Advertisement

Arsonist Charged With Plotting Detective’s Death

Share
TIMES STAFF WRITER

An inmate serving time for setting his Irvine home on fire to collect insurance now faces charges that he plotted to murder the police investigator who caught him, prosecutors said Friday.

Bernard Raymond Pearle Vanpelz, 68, is accused of asking a fellow inmate earlier this year if he knew “how to get a cop killed” and initiated some telephone calls to arrange the slaying of Irvine Detective Gary Cain, Senior Deputy Dist. Atty. Michael Fell said.

“It’s a heinous and sinister plan that was devised,” Fell said.

The inmate alerted authorities, who sent a sheriff’s deputy posing as “the contact for the hit” and taped his telephone conversations with Vanpelz, Irvine police Lt. Tom Hume said. Based on those conversations, the district attorney’s office charged Vanpelz with conspiracy and solicitation to murder a police officer.

Advertisement

But attorney Ed Hall, who represents Vanpelz in the case, said the other inmate at the Theo Lacy Branch Jail had approached Vanpelz with the intention of “setting him up” in exchange for a more lenient sentence. That inmate was awaiting trial on felony theft charges, Hall said.
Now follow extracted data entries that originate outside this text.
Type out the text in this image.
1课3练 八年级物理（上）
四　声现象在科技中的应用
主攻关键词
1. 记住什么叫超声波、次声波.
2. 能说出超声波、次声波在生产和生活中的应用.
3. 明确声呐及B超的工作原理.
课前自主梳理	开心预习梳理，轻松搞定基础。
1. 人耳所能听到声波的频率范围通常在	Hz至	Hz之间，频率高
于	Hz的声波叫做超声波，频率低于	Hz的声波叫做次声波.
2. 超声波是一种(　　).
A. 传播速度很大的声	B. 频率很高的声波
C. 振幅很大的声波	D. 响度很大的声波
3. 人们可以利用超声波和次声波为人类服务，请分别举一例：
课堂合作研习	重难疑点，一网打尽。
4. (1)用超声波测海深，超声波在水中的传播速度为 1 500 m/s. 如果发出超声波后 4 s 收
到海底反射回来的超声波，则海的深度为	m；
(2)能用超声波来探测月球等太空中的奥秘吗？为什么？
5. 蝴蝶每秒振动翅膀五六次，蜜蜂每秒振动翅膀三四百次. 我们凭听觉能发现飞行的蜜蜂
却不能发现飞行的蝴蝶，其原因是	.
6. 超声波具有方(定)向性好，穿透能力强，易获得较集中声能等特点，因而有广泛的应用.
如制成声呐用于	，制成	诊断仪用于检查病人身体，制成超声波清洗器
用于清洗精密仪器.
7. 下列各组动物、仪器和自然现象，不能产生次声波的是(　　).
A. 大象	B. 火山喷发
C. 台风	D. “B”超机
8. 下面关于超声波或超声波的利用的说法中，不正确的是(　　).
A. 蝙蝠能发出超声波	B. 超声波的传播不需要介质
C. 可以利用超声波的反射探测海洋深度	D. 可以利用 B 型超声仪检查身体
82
“Vanpelz was in essence taken advantage of,” Hall said. “He’s totally shocked by these ludicrous charges. When he first found out, he said, ‘I’ve been set up.’ ”

Hall said the inmate had gone to Vanpelz claiming he had money and “could have people killed” if he wanted.

But Hall said the inmate then asked Vanpelz to make some calls on his behalf to assist in a law enforcement investigation. The attorney did not elaborate.

“During the calls, he’s discussing what he believed to be an arrangement to help the police,” Hall said.

Investigator Cain, who was not injured, had some clues that led to Vanpelz’s 1997 conviction, police said.

Advertisement

“He’s the sort of detective who, if you give him something, even if it’s just a little piece of information, he’s able to develop a real case from it,” Hume said. “He’s very tenacious.”

On March 18, 1996, Vanpelz’s Grant home was gutted by a fire that began in the master bedroom, causing damages estimated at $225,000. Vanpelz told investigators he was in Denver at the time, but Cain later discovered that Vanpelz had made a cash withdrawal at an automated-teller machine less than an hour before the fire, Fell said. A camera near the ATM captured Vanpelz making the transaction, the prosecutor said.

Further investigation revealed that Vanpelz had flown to Denver but returned to Irvine under an alias the previous evening before the fire erupted, then flew back about three hours after the blaze, Fell said. By the time investigators called Vanpelz at his Denver hotel room, he was there to pick up the phone, Fell said.

But detectives discovered two sets of plane tickets sold to the same person: Vanpelz. At the home, they found “a small torch and what appeared to be several discarded propane cylinders in the closet,” court documents showed.

Vanpelz faces a maximum of eight years in prison for the arson conviction when sentenced. If he is convicted of conspiring to kill a police officer, he could face a maximum of life in prison.

He is scheduled for arraignment on the latter charges Thursday.